I have recently come to realize that an invitation can be a powerful thing. I know this is not an earth-shattering revelation, and I suppose I’ve always known it to be true, but I find myself focused on this idea these days.
Let me start by saying I do not consider myself a blogger, but yet here I am, writing my third blog entry. Why? Because someone saw some potential in me and invited me to write!
Last year, the Altar Guild that I serve on held its second letter-writing campaign in six years to personally invite women of our congregation to join us. Both campaigns yielded about a half-dozen new members, and these women joined simply because someone saw their value as an Altar Guild member and asked them to join!
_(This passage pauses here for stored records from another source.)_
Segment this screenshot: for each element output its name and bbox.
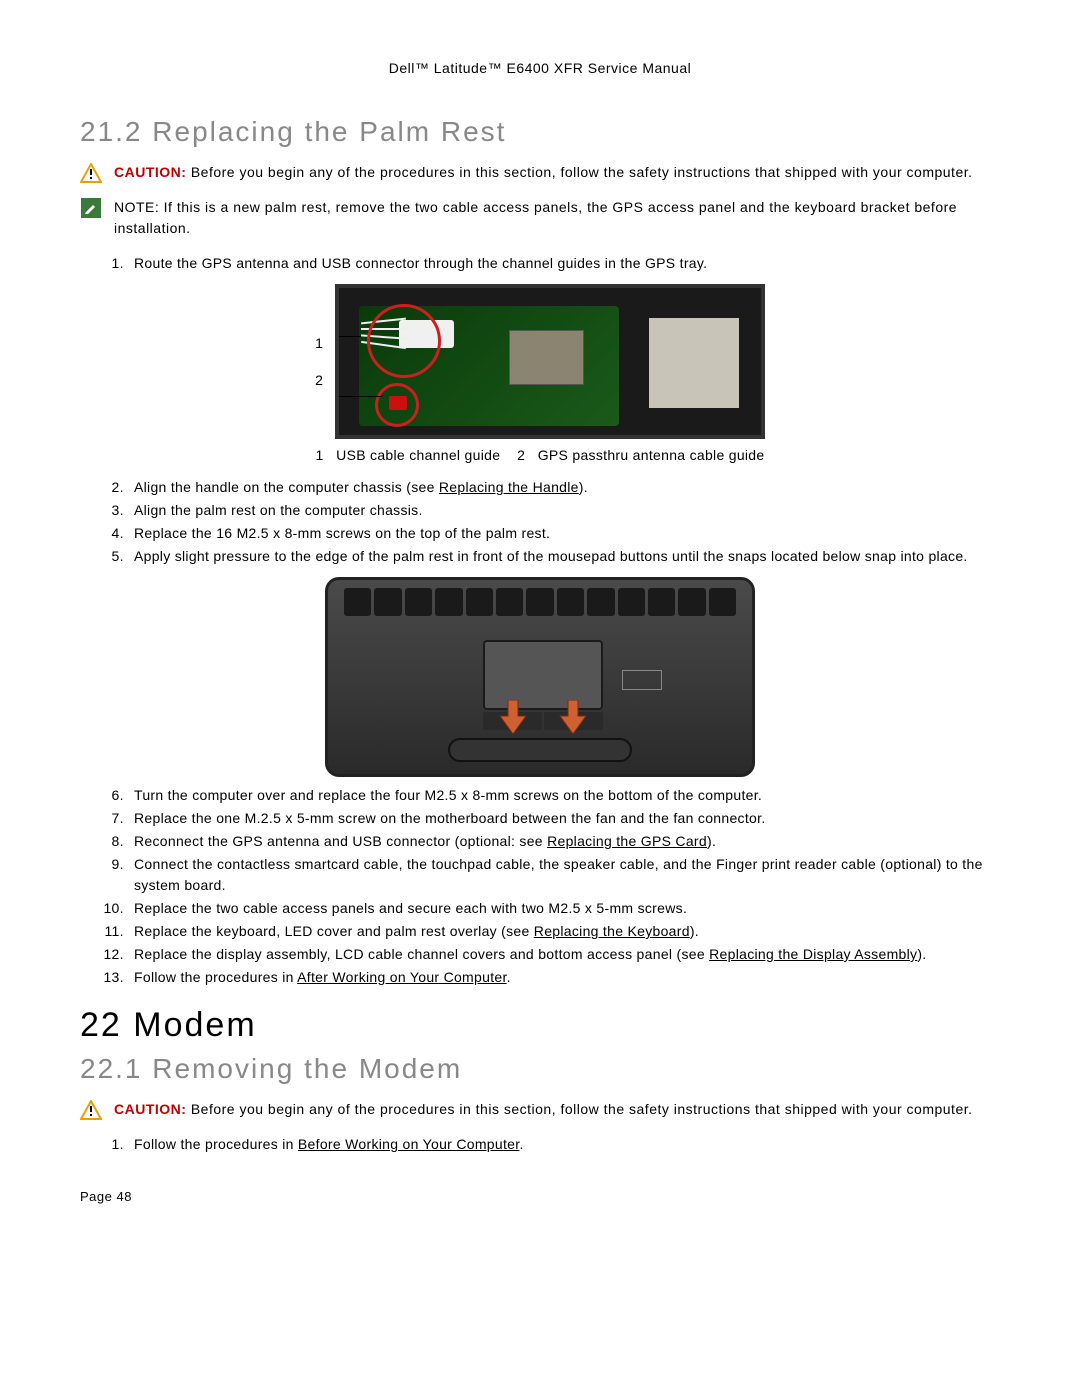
step-10: Replace the two cable access panels and … [128,898,1000,919]
figure-1-legend: 1 USB cable channel guide 2 GPS passthru… [80,447,1000,463]
link-after-working[interactable]: After Working on Your Computer [297,969,507,985]
caution-text-22: CAUTION: Before you begin any of the pro… [114,1099,973,1120]
step-9: Connect the contactless smartcard cable,… [128,854,1000,896]
step-12: Replace the display assembly, LCD cable … [128,944,1000,965]
figure-2 [80,577,1000,777]
note-notice: NOTE: If this is a new palm rest, remove… [80,197,1000,239]
section-22-title: 22 Modem [80,1006,1000,1045]
section-21-2-title: 21.2 Replacing the Palm Rest [80,116,1000,148]
step-13: Follow the procedures in After Working o… [128,967,1000,988]
step-6: Turn the computer over and replace the f… [128,785,1000,806]
step-11: Replace the keyboard, LED cover and palm… [128,921,1000,942]
steps-list-22: Follow the procedures in Before Working … [128,1134,1000,1155]
step-5: Apply slight pressure to the edge of the… [128,546,1000,567]
steps-list-1: Route the GPS antenna and USB connector … [128,253,1000,274]
step-4: Replace the 16 M2.5 x 8-mm screws on the… [128,523,1000,544]
link-before-working[interactable]: Before Working on Your Computer [298,1136,520,1152]
step-22-1: Follow the procedures in Before Working … [128,1134,1000,1155]
note-icon [80,198,102,218]
arrow-down-icon [498,700,528,730]
note-text: NOTE: If this is a new palm rest, remove… [114,197,1000,239]
step-7: Replace the one M.2.5 x 5-mm screw on th… [128,808,1000,829]
figure-1: 1 2 [80,284,1000,439]
page-header: Dell™ Latitude™ E6400 XFR Service Manual [80,60,1000,76]
note-label: NOTE: [114,199,159,215]
gps-tray-image [335,284,765,439]
figure-1-callouts: 1 2 [315,325,323,398]
caution-label: CAUTION: [114,164,186,180]
caution-notice-22: CAUTION: Before you begin any of the pro… [80,1099,1000,1120]
steps-list-2: Align the handle on the computer chassis… [128,477,1000,567]
page-number: Page 48 [80,1189,1000,1204]
caution-icon [80,1100,102,1120]
caution-notice: CAUTION: Before you begin any of the pro… [80,162,1000,183]
step-3: Align the palm rest on the computer chas… [128,500,1000,521]
link-replacing-gps-card[interactable]: Replacing the GPS Card [547,833,707,849]
steps-list-3: Turn the computer over and replace the f… [128,785,1000,988]
manual-page: Dell™ Latitude™ E6400 XFR Service Manual… [0,0,1080,1397]
link-replacing-handle[interactable]: Replacing the Handle [439,479,579,495]
step-8: Reconnect the GPS antenna and USB connec… [128,831,1000,852]
section-22-1-title: 22.1 Removing the Modem [80,1053,1000,1085]
link-replacing-display-assembly[interactable]: Replacing the Display Assembly [709,946,917,962]
caution-icon [80,163,102,183]
step-2: Align the handle on the computer chassis… [128,477,1000,498]
caution-label: CAUTION: [114,1101,186,1117]
arrow-down-icon [558,700,588,730]
step-1: Route the GPS antenna and USB connector … [128,253,1000,274]
caution-text: CAUTION: Before you begin any of the pro… [114,162,973,183]
palmrest-image [325,577,755,777]
link-replacing-keyboard[interactable]: Replacing the Keyboard [534,923,690,939]
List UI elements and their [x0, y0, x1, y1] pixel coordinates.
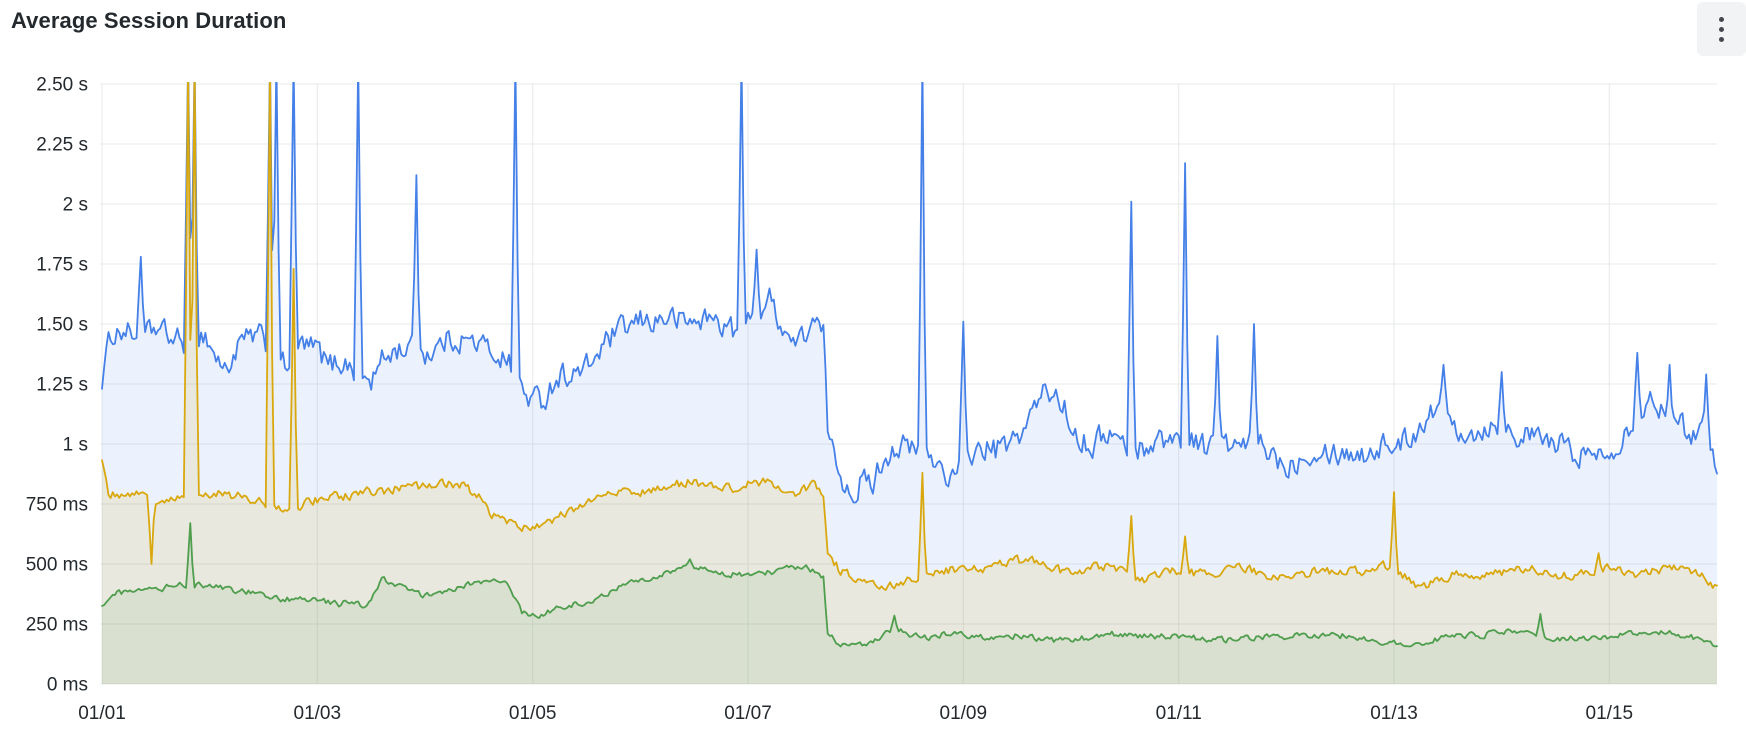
y-axis-labels: 0 ms 250 ms 500 ms 750 ms 1 s 1.25 s 1.50 s 1.7… — [26, 75, 88, 696]
y-axis-tick-label: 750 ms — [26, 495, 88, 516]
y-axis-tick-label: 0 ms — [47, 675, 88, 696]
plot-area[interactable] — [101, 60, 1718, 684]
y-axis-tick-label: 2 s — [63, 195, 88, 216]
x-axis-tick-label: 01/01 — [78, 703, 126, 724]
y-axis-tick-label: 1.75 s — [36, 255, 88, 276]
series-green-area — [102, 523, 1717, 684]
series-blue-line — [101, 82, 1718, 504]
series-yellow-area — [102, 82, 1717, 684]
y-axis-tick-label: 500 ms — [26, 555, 88, 576]
x-axis-tick-label: 01/15 — [1586, 703, 1634, 724]
x-axis-labels: 01/01 01/03 01/05 01/07 01/09 01/11 01/13 01/15 — [78, 703, 1633, 724]
x-axis-tick-label: 01/07 — [724, 703, 772, 724]
kebab-menu-icon — [1719, 16, 1724, 42]
y-axis-tick-label: 2.25 s — [36, 135, 88, 156]
y-axis-tick-label: 250 ms — [26, 615, 88, 636]
x-axis-tick-label: 01/05 — [509, 703, 557, 724]
y-axis-tick-label: 1.50 s — [36, 315, 88, 336]
y-axis-tick-label: 1 s — [63, 435, 88, 456]
series-green-line — [101, 522, 1718, 648]
grid — [100, 83, 1717, 685]
series-blue-area — [102, 82, 1717, 684]
panel-title: Average Session Duration — [11, 8, 287, 33]
y-axis-tick-label: 1.25 s — [36, 375, 88, 396]
x-axis-tick-label: 01/13 — [1370, 703, 1418, 724]
x-axis-tick-label: 01/11 — [1156, 703, 1202, 724]
x-axis-tick-label: 01/09 — [940, 703, 988, 724]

As I think back even farther, I realize that my years of service on my own synodical board (12 out of 14 years!) was due, both times, to invitations I received from someone to submit my name into nomination. Someone saw something in me that I hadn’t yet seen myself, and that was just the push I needed to get involved.
I also serve on the executive board for Women of the ELCA. True, I had to be elected by a majority of my peers to be in this position, but how did my name end up on a ballot in the first place? It is because somebody saw my potential and invited me to submit my name into nomination.
So now, back to the present: I am thinking a lot these days about how powerful invitations can be. I have had a dream for the past year or so to get new women in my congregation interested in Women of the ELCA, and so I have chosen Bold Women’s Day to hold an information session at church for them. There will be a general invitation in the church bulletin, of course, but I will also personally invite about a dozen women from a list I have been putting together over the past year.
It is my hope that the personal invitation these women receive will be just as powerful for them as the ones I’ve received in the past were. The invitations I received gave me new ways to act boldly on my Christian faith. I hope my invitation to these women, to come and explore what Women of the ELCA can offer them, will do the same for them.
Finally, I also remember a survey I took of the women in my congregation a number of years ago. I wanted to find out why they didn’t participate in our organization. The #1 answer as to why they didn’t participate was, “I have never been invited.” So there you go! Get out there, and join me in doing some inviting!
Kris Brugamyer of Dickinson, North Dakota, served two terms on the churchwide executive board of Women of the ELCA.